For the last three months of 2020, Qi Zhuo was invited to be an artist-in-residence at the Fondation Martell in Cognac. The foundation offered him the rare opportunity to have unlimited access to a glass-blowing workshop; this is how he was able to develop his latest series of works, Bubble-Game, which combines ancient Chinese sculptures with glass blowing techniques.
As an artist, Qi Zhuo’s approach is based on the notion of culture shock. The encounter between Chinese culture and Western culture is a foundational element in his work, both linguistically and historically, and with relation to the traditions and techniques of ceramics, which he learned at ENSA Limoges. Originally from the city of Fuxin in China, the artist returns regularly to Jingdezhen, the city considered to be the world capital of porcelain. In the mountains of waste generated by this industry, he finds some of his raw materials – materials charged with history, which he aims to restore as an iconoclastic ceramicist working directly on ceramic pieces using various processes which we might believe to be experimental, but which he has, in fact, mastered perfectly.
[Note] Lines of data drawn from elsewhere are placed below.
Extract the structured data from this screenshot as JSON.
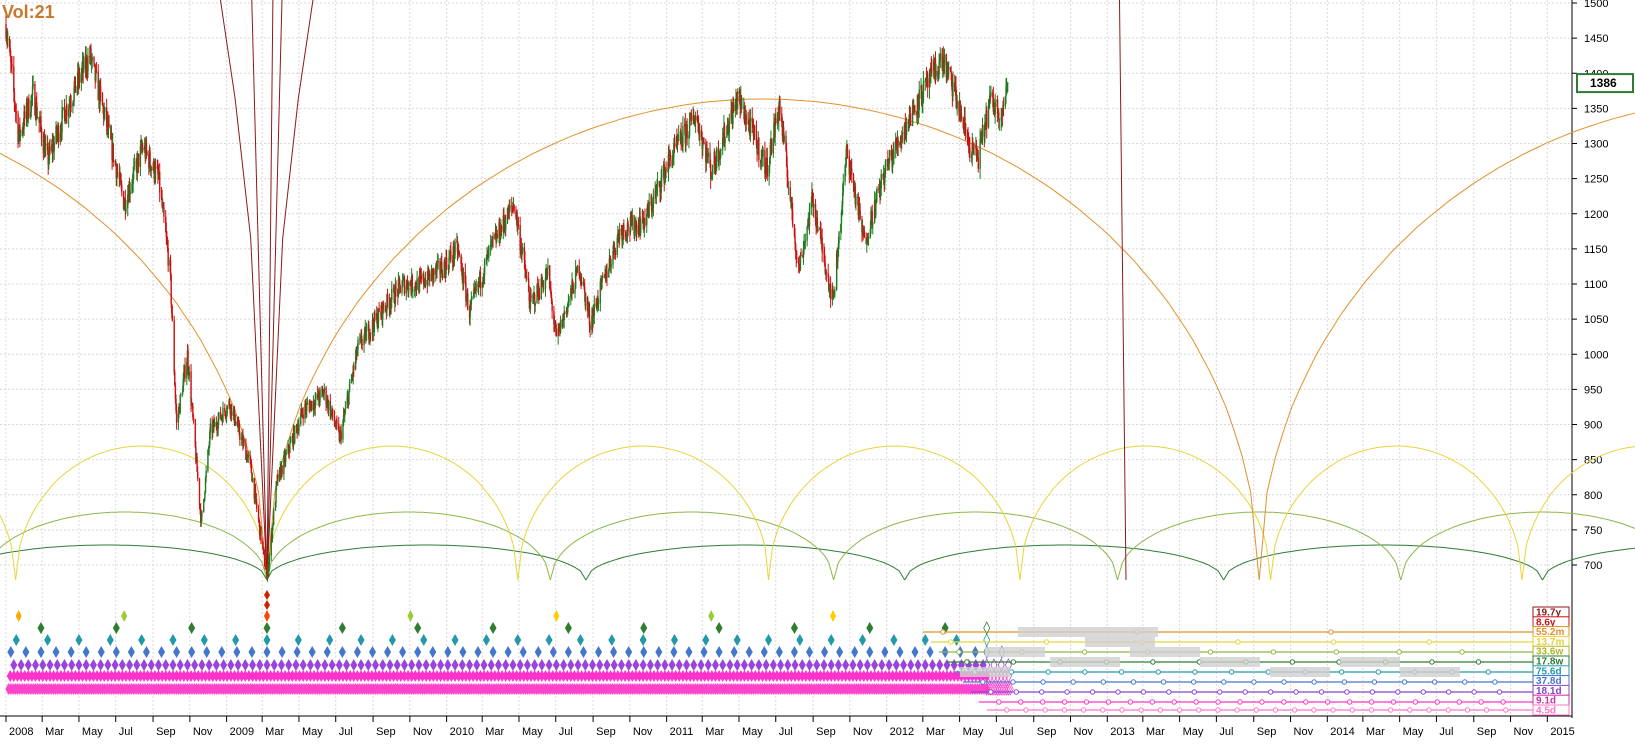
{
  "header": {
    "volatility_label": "Vol:21"
  },
  "price_tag": {
    "value": "1386"
  },
  "colors": {
    "up": "#1f7a1f",
    "down": "#cc1111",
    "grid": "#d8d8d8",
    "cycle_long": "#8b1a1a",
    "cycle_orange": "#e0922c",
    "cycle_yellow": "#e8d33a",
    "cycle_lightgreen": "#8bb84a",
    "cycle_green": "#2e7d32",
    "diamond_pink": "#ff33cc",
    "diamond_purple": "#8844cc",
    "diamond_blue": "#3366cc",
    "price_tag_border": "#2e7d32"
  },
  "chart_data": {
    "type": "candlestick",
    "title": "",
    "ylabel": "",
    "ylim": [
      660,
      1500
    ],
    "y_ticks": [
      700,
      750,
      800,
      850,
      900,
      950,
      1000,
      1050,
      1100,
      1150,
      1200,
      1250,
      1300,
      1350,
      1400,
      1450,
      1500
    ],
    "x_start": "2008-01-01",
    "x_end": "2015-02-01",
    "x_ticks": [
      "2008",
      "Mar",
      "May",
      "Jul",
      "Sep",
      "Nov",
      "2009",
      "Mar",
      "May",
      "Jul",
      "Sep",
      "Nov",
      "2010",
      "Mar",
      "May",
      "Jul",
      "Sep",
      "Nov",
      "2011",
      "Mar",
      "May",
      "Jul",
      "Sep",
      "Nov",
      "2012",
      "Mar",
      "May",
      "Jul",
      "Sep",
      "Nov",
      "2013",
      "Mar",
      "May",
      "Jul",
      "Sep",
      "Nov",
      "2014",
      "Mar",
      "May",
      "Jul",
      "Sep",
      "Nov",
      "2015"
    ],
    "x_tick_dates": [
      "2008-01",
      "2008-03",
      "2008-05",
      "2008-07",
      "2008-09",
      "2008-11",
      "2009-01",
      "2009-03",
      "2009-05",
      "2009-07",
      "2009-09",
      "2009-11",
      "2010-01",
      "2010-03",
      "2010-05",
      "2010-07",
      "2010-09",
      "2010-11",
      "2011-01",
      "2011-03",
      "2011-05",
      "2011-07",
      "2011-09",
      "2011-11",
      "2012-01",
      "2012-03",
      "2012-05",
      "2012-07",
      "2012-09",
      "2012-11",
      "2013-01",
      "2013-03",
      "2013-05",
      "2013-07",
      "2013-09",
      "2013-11",
      "2014-01",
      "2014-03",
      "2014-05",
      "2014-07",
      "2014-09",
      "2014-11",
      "2015-01"
    ],
    "price_path": [
      [
        "2008-01-01",
        1470
      ],
      [
        "2008-01-22",
        1310
      ],
      [
        "2008-02-15",
        1370
      ],
      [
        "2008-03-10",
        1275
      ],
      [
        "2008-04-10",
        1350
      ],
      [
        "2008-05-19",
        1425
      ],
      [
        "2008-06-15",
        1330
      ],
      [
        "2008-07-15",
        1215
      ],
      [
        "2008-08-15",
        1295
      ],
      [
        "2008-09-10",
        1250
      ],
      [
        "2008-09-29",
        1120
      ],
      [
        "2008-10-10",
        900
      ],
      [
        "2008-10-28",
        1000
      ],
      [
        "2008-11-20",
        760
      ],
      [
        "2008-12-05",
        890
      ],
      [
        "2009-01-06",
        930
      ],
      [
        "2009-02-10",
        840
      ],
      [
        "2009-03-09",
        680
      ],
      [
        "2009-03-26",
        820
      ],
      [
        "2009-05-08",
        920
      ],
      [
        "2009-06-12",
        945
      ],
      [
        "2009-07-08",
        880
      ],
      [
        "2009-08-07",
        1010
      ],
      [
        "2009-09-18",
        1065
      ],
      [
        "2009-10-20",
        1100
      ],
      [
        "2009-11-16",
        1100
      ],
      [
        "2009-12-28",
        1125
      ],
      [
        "2010-01-19",
        1150
      ],
      [
        "2010-02-08",
        1060
      ],
      [
        "2010-03-15",
        1150
      ],
      [
        "2010-04-23",
        1215
      ],
      [
        "2010-05-20",
        1070
      ],
      [
        "2010-06-18",
        1115
      ],
      [
        "2010-07-02",
        1020
      ],
      [
        "2010-08-09",
        1125
      ],
      [
        "2010-08-27",
        1045
      ],
      [
        "2010-10-15",
        1175
      ],
      [
        "2010-11-26",
        1190
      ],
      [
        "2011-01-05",
        1275
      ],
      [
        "2011-02-18",
        1340
      ],
      [
        "2011-03-16",
        1260
      ],
      [
        "2011-04-29",
        1365
      ],
      [
        "2011-06-16",
        1265
      ],
      [
        "2011-07-07",
        1355
      ],
      [
        "2011-08-08",
        1120
      ],
      [
        "2011-08-31",
        1220
      ],
      [
        "2011-10-04",
        1075
      ],
      [
        "2011-10-27",
        1290
      ],
      [
        "2011-11-25",
        1160
      ],
      [
        "2011-12-29",
        1260
      ],
      [
        "2012-02-15",
        1350
      ],
      [
        "2012-04-02",
        1420
      ],
      [
        "2012-04-20",
        1380
      ],
      [
        "2012-05-18",
        1295
      ],
      [
        "2012-06-01",
        1280
      ],
      [
        "2012-06-20",
        1360
      ],
      [
        "2012-07-10",
        1345
      ],
      [
        "2012-07-20",
        1386
      ]
    ],
    "lows": [
      "2008-01-22",
      "2008-03-17",
      "2008-08-05",
      "2008-11-20",
      "2009-03-09",
      "2009-07-10",
      "2009-11-02",
      "2010-02-08",
      "2010-07-02",
      "2010-11-16",
      "2011-03-16",
      "2011-06-16",
      "2011-10-04",
      "2011-12-19",
      "2012-06-04"
    ],
    "cycle_labels": [
      "19.7y",
      "8.6y",
      "55.2m",
      "13.7m",
      "33.6w",
      "17.8w",
      "75.6d",
      "37.8d",
      "18.1d",
      "9.1d",
      "4.5d"
    ],
    "last_price": 1386
  }
}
The result is a unique technique marrying Chinese and French traditions, in which porcelain is both the material and the subject. Qi uses this material in a radical and performative way, disrupting traditional ceramic forms in order to create surprising sculptures that break away completely from the objects’ habitual use.
His new series of sculptures, Bubble-Game, which will be on display in the gallery, fits perfectly within the trajectory of his oeuvre, but the raw material has evolved: it is no longer ceramic pieces that the artist abuses in this work, but rather excellent reproductions of ancient Chinese sculptures that he has meticulously collected over the course of his visits to China.
Often deteriorated with time, these sculptures are broken, fractured and missing members. Qi Zhuo has taken it upon himself to give them life again – to restore them in his own way. He uses blown glass to fill in the void, the part that has been lost, thereby creating a new piece from an existing work of art. A new cycle of life is created, recalling the Buddhist cycles of reincarnation. The alchemy that takes place between the form of the original stone sculpture, which sometimes dates back thousands of years, and the contemporary and delicate aspect of the colored glass that it bears leads us towards the strange and the incongruous, notions dear to the artist, for whom humor and transgression are natural forms of communication. The contemplator is struck by the paradox that surrounds each work in the series: the aesthetic and the power of these thousand-year-old Buddhist sculptures is augmented by that of the fragile, colorful glass cushions, and the result is strangely beautiful.